Figure 2. Major steps in the analysis of big data in the life sciences, including cross-cutting topics, such as scalability, automation and security (Source: D. Jameson).
Summary of the results
The overall process is structured in several different layers: i) the pillars of the principal pipeline, from data generation to modelling, comprise all aspects, from machine to model – and back to the application (e.g., patient); all these areas have certain needs and challenges; ii) cross-cutting issues, like scalability, automation, timeliness, storage, privacy and security, are relevant for all areas; also, organisational aspects, communication, standardisation and metadata are of high relevance, and require development of strategies and agreements on a more general level; iii) time – i.e., while we have to define needs and challenges for the next five years, we also need to prepare now for the next 10-20 years.
In both breakout sessions, the participants identified common themes, including the following:
- data accessibility must be easier and more efficient;
- as many processes as possible must be automated;
- standardisation is a prerequisite to generate automated processes;
- scaling up of data processing and storage needs new approaches (e.g., Hadoop);
- federated approaches might be more successful than a centralised solution;
- metadata and protocols must be standardised and implemented along the whole pipeline (this information must travel with the data);
- standardisation of data, processes, software, and so on, are required;
- intuitive user interfaces are key to allowing the data and tools to be used by non-experts;
- reproducibility and traceability of pipelines.
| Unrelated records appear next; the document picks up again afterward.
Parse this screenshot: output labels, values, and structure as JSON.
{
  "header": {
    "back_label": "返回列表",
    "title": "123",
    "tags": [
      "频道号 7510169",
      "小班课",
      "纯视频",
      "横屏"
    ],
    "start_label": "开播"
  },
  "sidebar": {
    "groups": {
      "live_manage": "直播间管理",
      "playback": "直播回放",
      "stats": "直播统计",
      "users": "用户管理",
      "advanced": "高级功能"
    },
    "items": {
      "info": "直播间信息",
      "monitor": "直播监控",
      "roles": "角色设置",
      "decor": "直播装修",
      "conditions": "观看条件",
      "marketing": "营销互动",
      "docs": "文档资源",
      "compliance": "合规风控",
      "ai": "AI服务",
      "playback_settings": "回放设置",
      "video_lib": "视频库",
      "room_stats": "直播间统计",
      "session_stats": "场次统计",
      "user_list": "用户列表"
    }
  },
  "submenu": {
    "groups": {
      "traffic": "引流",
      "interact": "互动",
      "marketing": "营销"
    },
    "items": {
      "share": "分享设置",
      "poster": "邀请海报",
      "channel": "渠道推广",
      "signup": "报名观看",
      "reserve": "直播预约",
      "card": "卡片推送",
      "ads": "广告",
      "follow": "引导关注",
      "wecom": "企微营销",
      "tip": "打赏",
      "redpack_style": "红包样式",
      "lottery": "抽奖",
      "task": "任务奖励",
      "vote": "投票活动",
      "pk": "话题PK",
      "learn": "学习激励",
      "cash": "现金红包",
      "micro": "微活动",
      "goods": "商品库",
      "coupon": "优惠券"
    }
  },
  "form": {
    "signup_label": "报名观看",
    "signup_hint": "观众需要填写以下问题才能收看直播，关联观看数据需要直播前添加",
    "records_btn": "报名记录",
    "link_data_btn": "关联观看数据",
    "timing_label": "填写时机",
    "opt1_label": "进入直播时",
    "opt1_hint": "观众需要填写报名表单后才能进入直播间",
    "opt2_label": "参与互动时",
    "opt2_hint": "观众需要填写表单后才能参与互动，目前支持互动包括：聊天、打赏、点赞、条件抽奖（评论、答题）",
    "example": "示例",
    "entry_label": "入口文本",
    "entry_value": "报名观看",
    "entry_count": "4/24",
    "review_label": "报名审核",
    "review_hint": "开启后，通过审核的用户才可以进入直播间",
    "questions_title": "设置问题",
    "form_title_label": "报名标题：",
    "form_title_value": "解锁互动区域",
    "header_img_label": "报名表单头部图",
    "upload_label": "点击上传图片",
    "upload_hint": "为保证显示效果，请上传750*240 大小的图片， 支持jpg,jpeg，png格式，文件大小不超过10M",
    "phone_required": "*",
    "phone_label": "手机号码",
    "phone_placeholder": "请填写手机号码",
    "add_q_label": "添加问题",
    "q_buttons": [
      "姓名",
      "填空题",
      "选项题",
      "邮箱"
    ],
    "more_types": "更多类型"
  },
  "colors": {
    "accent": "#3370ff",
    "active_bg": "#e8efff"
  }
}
CRS4, located in Pula close to Cagliari, was the host institution of the workshop. (Source: CRS4)
The participants will initiate a COST Action to address these ICT challenges, to organise the communities involved, to create a strategy for a better communication between the different communities, and to generate a collection of necessary ICT solutions to enable the future of data-intensive life sciences.